Diya Moushahwar /
Mada al Carmel Arab Center for Social Research /
Haifa, Palestine /
This summer I have been focusing on Mada’s public relations and translation work. Earlier this summer, I worked on the English translation of Mada’s quarterly newsletter. Most recently, I edited the English translation of the final report of Mada’s 2021 annual conference: “Political and Social Approaches Between the Covid-19 Pandemic and the Current Uprising.”
I have also supported Mada’s work in expanding its network. This has included making connections with various scholars and organizations identified as potential research partners. This work has been particularly interesting because it has introduced me to individuals and collectives dedicated to the Palestinian struggle across several disciplines whose approaches are all unique yet necessary, from funding Palestinian students specializing in STEM to extensive research on indigenous feminisms to international faculty pushing for action in response to the Palestinian civil society call for Boycott, Divestment, and Sanctions of Israel. All of my work has been produced under the direct supervision of Mada’s director of management, Fathi Marshood, who has been generous with his feedback. I am especially grateful to get to know him due to his years of experience in this field.
Interning with Mada has reinforced for me the significance of research in social movements, specifically as a tool for creating counter-narratives to dominant messaging, by Israeli and Western media in particular. Mada themselves conducted a survey this summer to determine the causes of the Palestinian unrest in Israel. Corporate media paints Palestinian resistance to the Israeli militarization of the pandemic, ethnic cleansing of East Jerusalem, and inhuman conditions of occupation and apartheid as belligerent. This research, in concert with countless others’ reporting and activism gives voice to the collective Palestinian self-defense against human rights violations.

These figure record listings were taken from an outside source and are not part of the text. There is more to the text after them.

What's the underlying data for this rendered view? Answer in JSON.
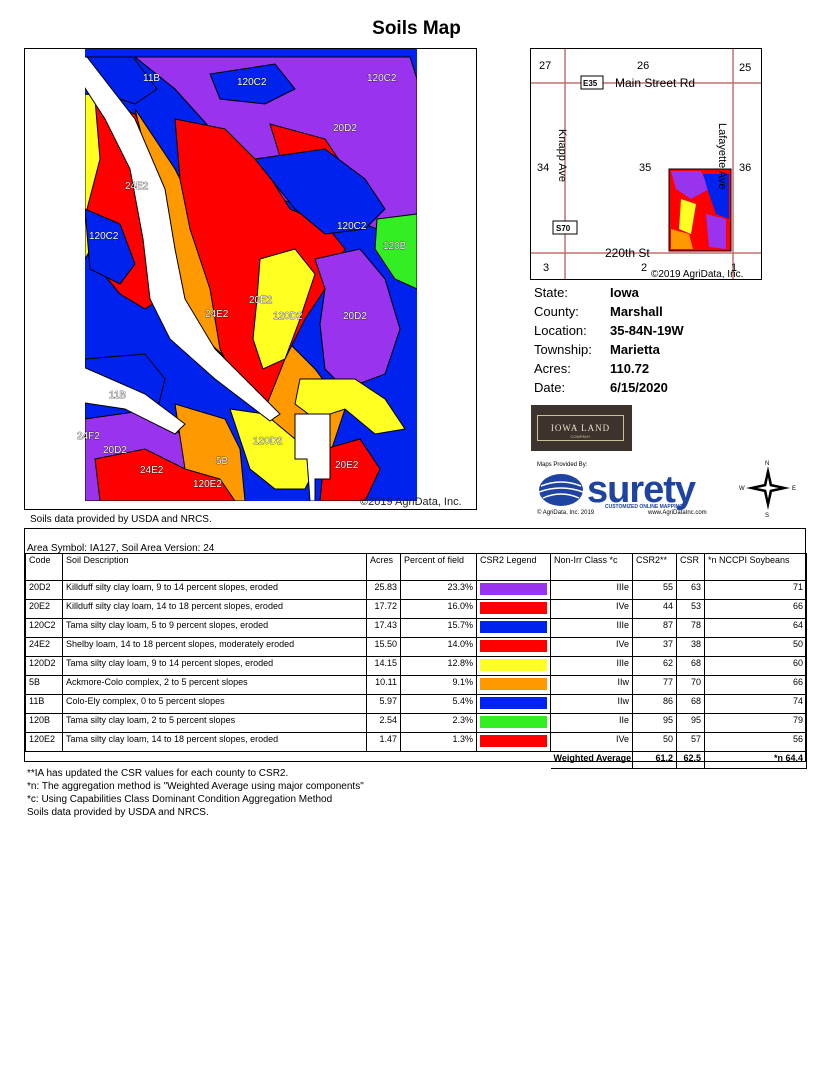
{
  "title": "Soils Map",
  "map": {
    "copyright": "©2019 AgriData, Inc.",
    "credit": "Soils data provided by USDA and NRCS.",
    "labels": {
      "l11b_top": "11B",
      "l120c2_a": "120C2",
      "l120c2_b": "120C2",
      "l20d2_a": "20D2",
      "l24e2_a": "24E2",
      "l120c2_c": "120C2",
      "l120c2_d": "120C2",
      "l120b": "120B",
      "l20e2_a": "20E2",
      "l24e2_b": "24E2",
      "l120d2_a": "120D2",
      "l20d2_b": "20D2",
      "l11b_b": "11B",
      "l24f2": "24F2",
      "l20d2_c": "20D2",
      "l120d2_b": "120D2",
      "l5b": "5B",
      "l24e2_c": "24E2",
      "l120e2": "120E2",
      "l20e2_b": "20E2"
    }
  },
  "locator": {
    "sections": {
      "s27": "27",
      "s26": "26",
      "s25": "25",
      "s34": "34",
      "s35": "35",
      "s36": "36",
      "s3": "3",
      "s2": "2",
      "s1": "1"
    },
    "road_top": "Main Street Rd",
    "shield_top": "E35",
    "road_left": "Knapp Ave",
    "road_right": "Lafayette Ave",
    "shield_left": "S70",
    "road_bottom": "220th St",
    "copyright": "©2019 AgriData, Inc."
  },
  "info": [
    {
      "label": "State:",
      "value": "Iowa"
    },
    {
      "label": "County:",
      "value": "Marshall"
    },
    {
      "label": "Location:",
      "value": "35-84N-19W"
    },
    {
      "label": "Township:",
      "value": "Marietta"
    },
    {
      "label": "Acres:",
      "value": "110.72"
    },
    {
      "label": "Date:",
      "value": "6/15/2020"
    }
  ],
  "logo": {
    "name": "IOWA LAND",
    "sub": "COMPANY"
  },
  "surety": {
    "maps_by": "Maps Provided By:",
    "word": "surety",
    "tagline": "CUSTOMIZED ONLINE MAPPING",
    "copyright": "© AgriData, Inc. 2019",
    "site": "www.AgriDataInc.com"
  },
  "compass": {
    "n": "N",
    "s": "S",
    "e": "E",
    "w": "W"
  },
  "table": {
    "area_symbol": "Area Symbol: IA127, Soil Area Version: 24",
    "headers": [
      "Code",
      "Soil Description",
      "Acres",
      "Percent of field",
      "CSR2 Legend",
      "Non-Irr Class *c",
      "CSR2**",
      "CSR",
      "*n NCCPI Soybeans"
    ],
    "rows": [
      {
        "code": "20D2",
        "desc": "Killduff silty clay loam, 9 to 14 percent slopes, eroded",
        "acres": "25.83",
        "pct": "23.3%",
        "color": "#9933ee",
        "cls": "IIIe",
        "csr2": "55",
        "csr": "63",
        "nccpi": "71"
      },
      {
        "code": "20E2",
        "desc": "Killduff silty clay loam, 14 to 18 percent slopes, eroded",
        "acres": "17.72",
        "pct": "16.0%",
        "color": "#ff0000",
        "cls": "IVe",
        "csr2": "44",
        "csr": "53",
        "nccpi": "66"
      },
      {
        "code": "120C2",
        "desc": "Tama silty clay loam, 5 to 9 percent slopes, eroded",
        "acres": "17.43",
        "pct": "15.7%",
        "color": "#0022ee",
        "cls": "IIIe",
        "csr2": "87",
        "csr": "78",
        "nccpi": "64"
      },
      {
        "code": "24E2",
        "desc": "Shelby loam, 14 to 18 percent slopes, moderately eroded",
        "acres": "15.50",
        "pct": "14.0%",
        "color": "#ff0000",
        "cls": "IVe",
        "csr2": "37",
        "csr": "38",
        "nccpi": "50"
      },
      {
        "code": "120D2",
        "desc": "Tama silty clay loam, 9 to 14 percent slopes, eroded",
        "acres": "14.15",
        "pct": "12.8%",
        "color": "#ffff22",
        "cls": "IIIe",
        "csr2": "62",
        "csr": "68",
        "nccpi": "60"
      },
      {
        "code": "5B",
        "desc": "Ackmore-Colo complex, 2 to 5 percent slopes",
        "acres": "10.11",
        "pct": "9.1%",
        "color": "#ff9900",
        "cls": "IIw",
        "csr2": "77",
        "csr": "70",
        "nccpi": "66"
      },
      {
        "code": "11B",
        "desc": "Colo-Ely complex, 0 to 5 percent slopes",
        "acres": "5.97",
        "pct": "5.4%",
        "color": "#0022ee",
        "cls": "IIw",
        "csr2": "86",
        "csr": "68",
        "nccpi": "74"
      },
      {
        "code": "120B",
        "desc": "Tama silty clay loam, 2 to 5 percent slopes",
        "acres": "2.54",
        "pct": "2.3%",
        "color": "#33ee22",
        "cls": "IIe",
        "csr2": "95",
        "csr": "95",
        "nccpi": "79"
      },
      {
        "code": "120E2",
        "desc": "Tama silty clay loam, 14 to 18 percent slopes, eroded",
        "acres": "1.47",
        "pct": "1.3%",
        "color": "#ff0000",
        "cls": "IVe",
        "csr2": "50",
        "csr": "57",
        "nccpi": "56"
      }
    ],
    "weighted": {
      "label": "Weighted Average",
      "csr2": "61.2",
      "csr": "62.5",
      "nccpi": "*n 64.4"
    }
  },
  "notes": [
    "**IA has updated the CSR values for each county to CSR2.",
    "*n: The aggregation method is \"Weighted Average using major components\"",
    "*c: Using Capabilities Class Dominant Condition Aggregation Method",
    "Soils data provided by USDA and NRCS."
  ]
}
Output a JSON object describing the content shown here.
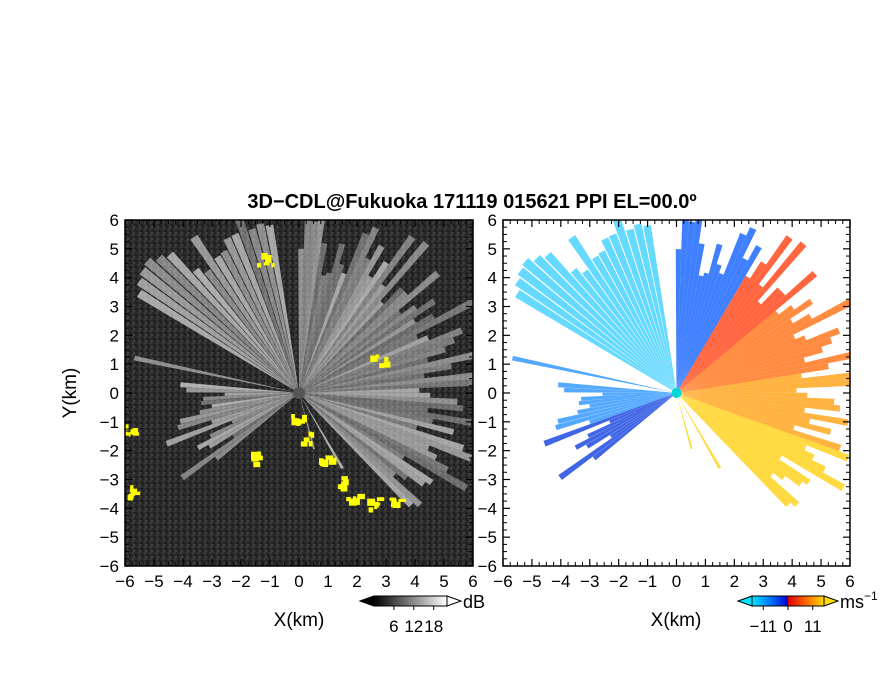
{
  "title": "3D−CDL@Fukuoka 171119 015621 PPI EL=00.0º",
  "chart_data": [
    {
      "type": "heatmap",
      "panel": "left",
      "quantity": "signal-to-noise ratio",
      "xlabel": "X(km)",
      "ylabel": "Y(km)",
      "xlim": [
        -6,
        6
      ],
      "ylim": [
        -6,
        6
      ],
      "xticks": [
        "−6",
        "−5",
        "−4",
        "−3",
        "−2",
        "−1",
        "0",
        "1",
        "2",
        "3",
        "4",
        "5",
        "6"
      ],
      "yticks": [
        "−6",
        "−5",
        "−4",
        "−3",
        "−2",
        "−1",
        "0",
        "1",
        "2",
        "3",
        "4",
        "5",
        "6"
      ],
      "background_color": "#2a2a2a",
      "beam_color": "#e6e6e6",
      "mask_color": "#ffff00",
      "colorbar": {
        "unit": "dB",
        "ticks": [
          6,
          12,
          18
        ],
        "tick_labels": [
          "6",
          "12",
          "18"
        ],
        "range": [
          0,
          22
        ],
        "colors": [
          "#000000",
          "#ffffff"
        ]
      }
    },
    {
      "type": "heatmap",
      "panel": "right",
      "quantity": "radial velocity",
      "xlabel": "X(km)",
      "xlim": [
        -6,
        6
      ],
      "ylim": [
        -6,
        6
      ],
      "xticks": [
        "−6",
        "−5",
        "−4",
        "−3",
        "−2",
        "−1",
        "0",
        "1",
        "2",
        "3",
        "4",
        "5",
        "6"
      ],
      "yticks": [
        "−6",
        "−5",
        "−4",
        "−3",
        "−2",
        "−1",
        "0",
        "1",
        "2",
        "3",
        "4",
        "5",
        "6"
      ],
      "background_color": "#ffffff",
      "colorbar": {
        "unit": "ms",
        "unit_exponent": "−1",
        "ticks": [
          -11,
          0,
          11
        ],
        "tick_labels": [
          "−11",
          "0",
          "11"
        ],
        "range": [
          -16,
          16
        ],
        "colors": [
          "#00e5ff",
          "#0077ff",
          "#0000cc",
          "#dd0000",
          "#ff6600",
          "#ffdd00"
        ]
      }
    }
  ]
}
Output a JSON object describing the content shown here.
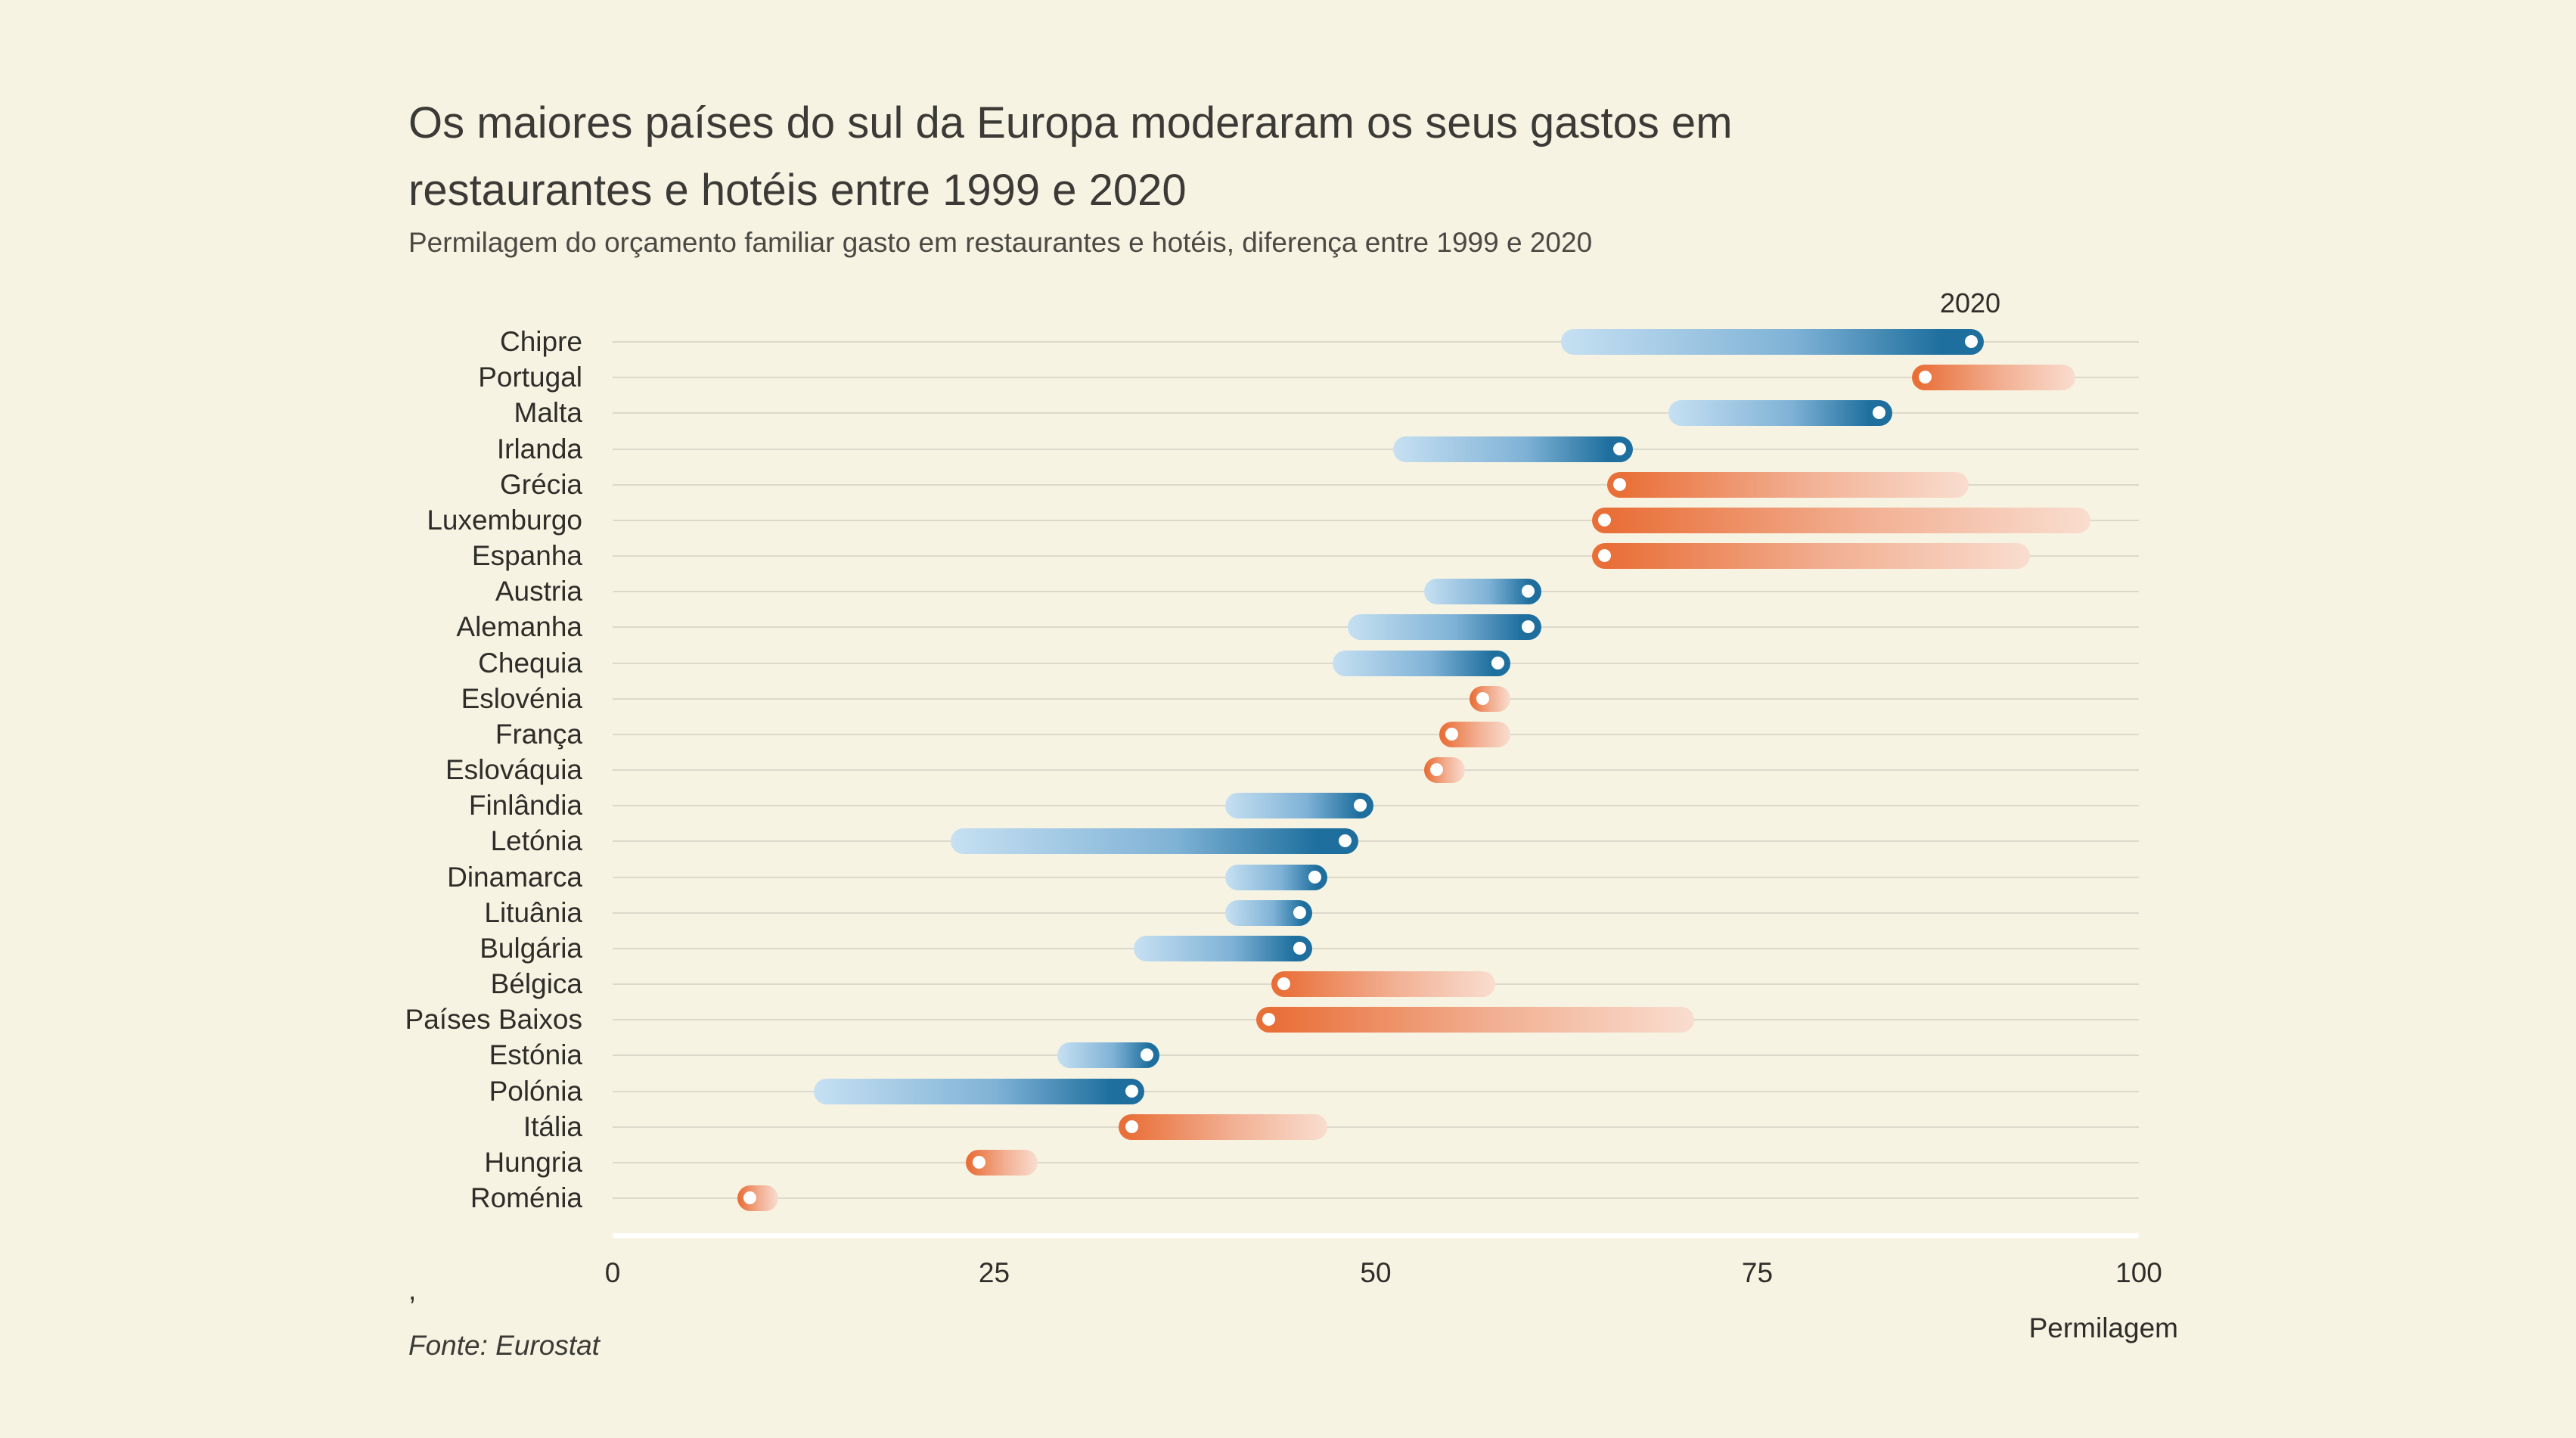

One of my main goals throughout this fellowship has been to build bonds of sincere solidarity in my work. Something that is not new to me is the numbness that one often develops in the face of horrific violence, especially the desensitization I am experiencing surrounding settler colonial violence in Palestine while reading the news thousands of miles away, in the heart of the imperial core. I want to unlearn this desensitization, because although corporate media no longer covers Palestine and although the protests here in NYC have died down, I want to learn how to be more disciplined in my solidarity work as the struggle continues.